Music releases happen in tiers. Some only resonate with an artist’s most fervent fans. Others also capture the attention of curious onlookers (think the Taylor Swifts and Beyoncés of the world). Very, very few reverberate well beyond that, finding the ears of people who otherwise care little about keeping up with the music world.
Today brings one of those very, very few in the form of “Now and Then” — a track billed as the last Beatles song.
“Now and Then” has a long history in Beatles lore, starting as a demo John Lennon put on cassette around 1977. Time clouded the quality of that recording, which Yoko Ono first mentioned to George Harrison in 1994. The next year, he and the band’s other surviving members convened to see if they could salvage something from the demo.
Those sessions resulted in “Free as a Bird” and “Real Love,” both of which were released in conjunction with The Beatles Anthology.
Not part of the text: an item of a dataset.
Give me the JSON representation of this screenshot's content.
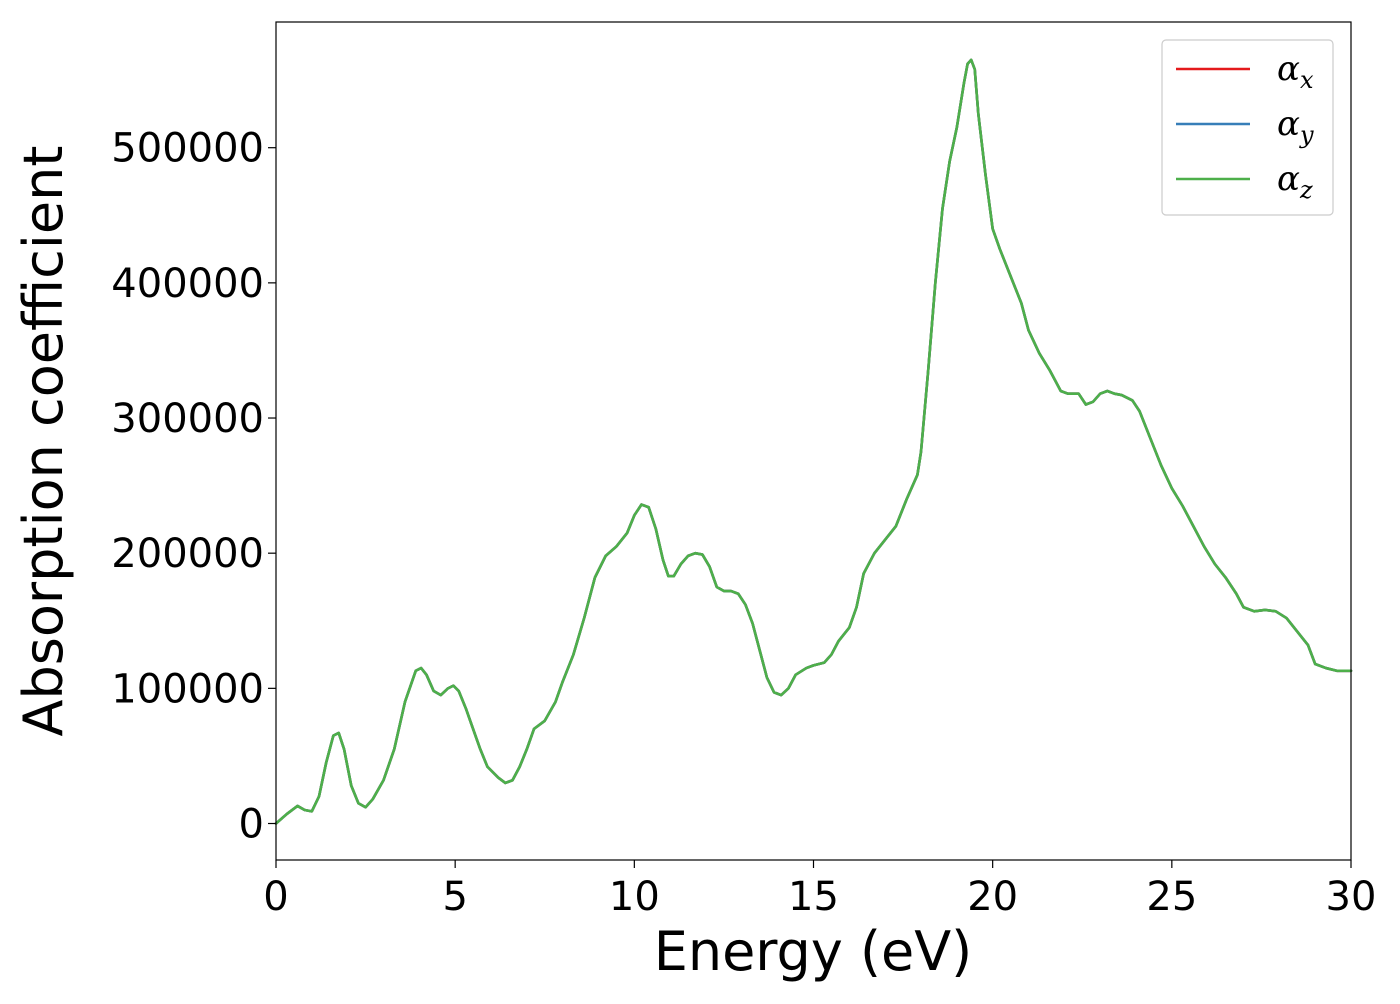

But “Now and Then” presented a much greater challenge.
“In John’s demo tape, the piano was a little hard to hear. And in those days, of course, we didn’t have the technology to do the separation,” Paul McCartney explained in the “Now and Then” documentary released this week. “Every time we wanted a little bit more of John’s voice, this piano came through and clouded the picture.”
The skies started to clear in 2022, when director Peter Jackson’s work on the Get Back documentary revealed a path to resurrect the “Now and Then” project.
“During the course of Get Back, we were paying a lot of attention to the technical restoration,” Jackson shared in the “Now and Then” doc. “That ultimately led us to develop a technology which allows us to take any soundtrack and split all the different components into separate tracks based on machine learning.”
Using that machine assisted learning (MAL) software, they revisited the cassette and, as McCartney put it, “There it was. John’s voice. Crystal clear.”
A call to Ringo Starr set the pair to work adding new bass and drum parts to the song, George Harrison’s guitar work from 1995 was added, and Giles Martin — son of famed Beatles producer George Martin — worked up an arrangement for strings.
“It was incredibly touching to hear them working together after all the years my dad had been gone,” Sean Ono said in the documentary. “It’s the last song that my dad and Paul and George and Ringo will get to make together.”